Okay. Imagine you have a $bigString and you pass it to a function, the function modifies it and does something with it and the caller never wants it again. Passing by reference is initially faster since it avoids the copy. However, it's still a bad idea.
(1) If a different caller calls your function that does want to continue using that variable, things break. The reference violates encapsulation, basically.
(2) As soon as you have more than 1 non-reference variable outside the function refering to that value, merely creating the reference requires the copy again. (Variable values are held in containers that may be either a non-reference (copy-on-modify) or a reference (do nothing special on modify), so for reference variables and non-reference variables to try refer to that value at the same time, it has to be duplicated.)
(3) Because of the above, something as innocent as calling strlen within the function will have to duplicate the value, because strlen's parameter is passed by-value, which is the norm. Now imagine you call a few functions, such as substr, and maybe strlen in a loop, and you're making a new copy of the data every time.
(4) DDR3 RAM can shove around more than 10 GB per second and CPU cache RAM is goodness knows how fast. I think there are bigger things to worry about with PHP performance than how long a string or array copy takes.
Don't use references for superstitious performance gains. It never works.
If you really want to avoid the copy, the right way to do this is probably to put your function as a method of an object that looks after the variable:
class Thing {
private $bigString;
public function foo() {
$this->bigString[0] = 'x';
}
}
Then you avoid copying, get the benefits of encapsulation and none of the subtleties of references.

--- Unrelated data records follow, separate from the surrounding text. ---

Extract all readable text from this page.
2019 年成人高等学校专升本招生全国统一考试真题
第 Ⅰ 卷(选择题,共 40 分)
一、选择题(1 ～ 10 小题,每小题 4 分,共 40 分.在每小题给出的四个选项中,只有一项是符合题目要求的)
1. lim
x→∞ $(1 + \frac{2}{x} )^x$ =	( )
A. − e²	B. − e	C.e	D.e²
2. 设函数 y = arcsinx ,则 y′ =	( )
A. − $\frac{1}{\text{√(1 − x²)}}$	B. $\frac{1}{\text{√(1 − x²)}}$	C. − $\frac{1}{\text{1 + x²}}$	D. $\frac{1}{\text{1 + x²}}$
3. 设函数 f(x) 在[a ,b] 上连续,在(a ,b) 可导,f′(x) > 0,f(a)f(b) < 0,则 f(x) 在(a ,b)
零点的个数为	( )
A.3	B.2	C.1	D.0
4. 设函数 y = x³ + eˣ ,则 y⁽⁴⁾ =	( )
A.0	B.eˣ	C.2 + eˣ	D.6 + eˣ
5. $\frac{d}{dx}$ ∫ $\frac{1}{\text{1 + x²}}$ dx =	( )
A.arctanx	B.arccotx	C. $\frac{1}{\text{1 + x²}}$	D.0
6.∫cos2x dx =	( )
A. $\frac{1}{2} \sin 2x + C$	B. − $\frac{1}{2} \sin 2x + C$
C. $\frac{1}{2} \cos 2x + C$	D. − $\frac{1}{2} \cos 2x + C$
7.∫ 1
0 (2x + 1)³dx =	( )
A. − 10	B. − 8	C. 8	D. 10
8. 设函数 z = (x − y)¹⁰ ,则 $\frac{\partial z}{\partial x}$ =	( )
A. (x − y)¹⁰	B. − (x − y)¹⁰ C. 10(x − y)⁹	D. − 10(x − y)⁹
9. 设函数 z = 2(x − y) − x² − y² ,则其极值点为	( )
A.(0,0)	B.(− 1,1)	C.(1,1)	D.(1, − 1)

PS: DomCrawler is not a good example because it's an object. PHP objects are never copy-on-write anyway (well I think they are, but there is an additional level of indirection so the only part that is copy-on-write is a small pointer container, or something like that).
Upvotes: 4
Reputation: 3593
From my understanding of the PHP system, everything is passed by "reference". So if you are passing around huge arrays or objects, they are always passed by "reference".
I put "reference" in quotes cause there are 2 different types here:
PHP defaults to the implicit reference.
So there is no performance implications until such a time as you change an implicit reference. In this case PHP will allocate copy the values to separate memory addresses and update your reference.
If the compiler detects that the variable is no longer used or is no longer in scope, the GC will scoop it up.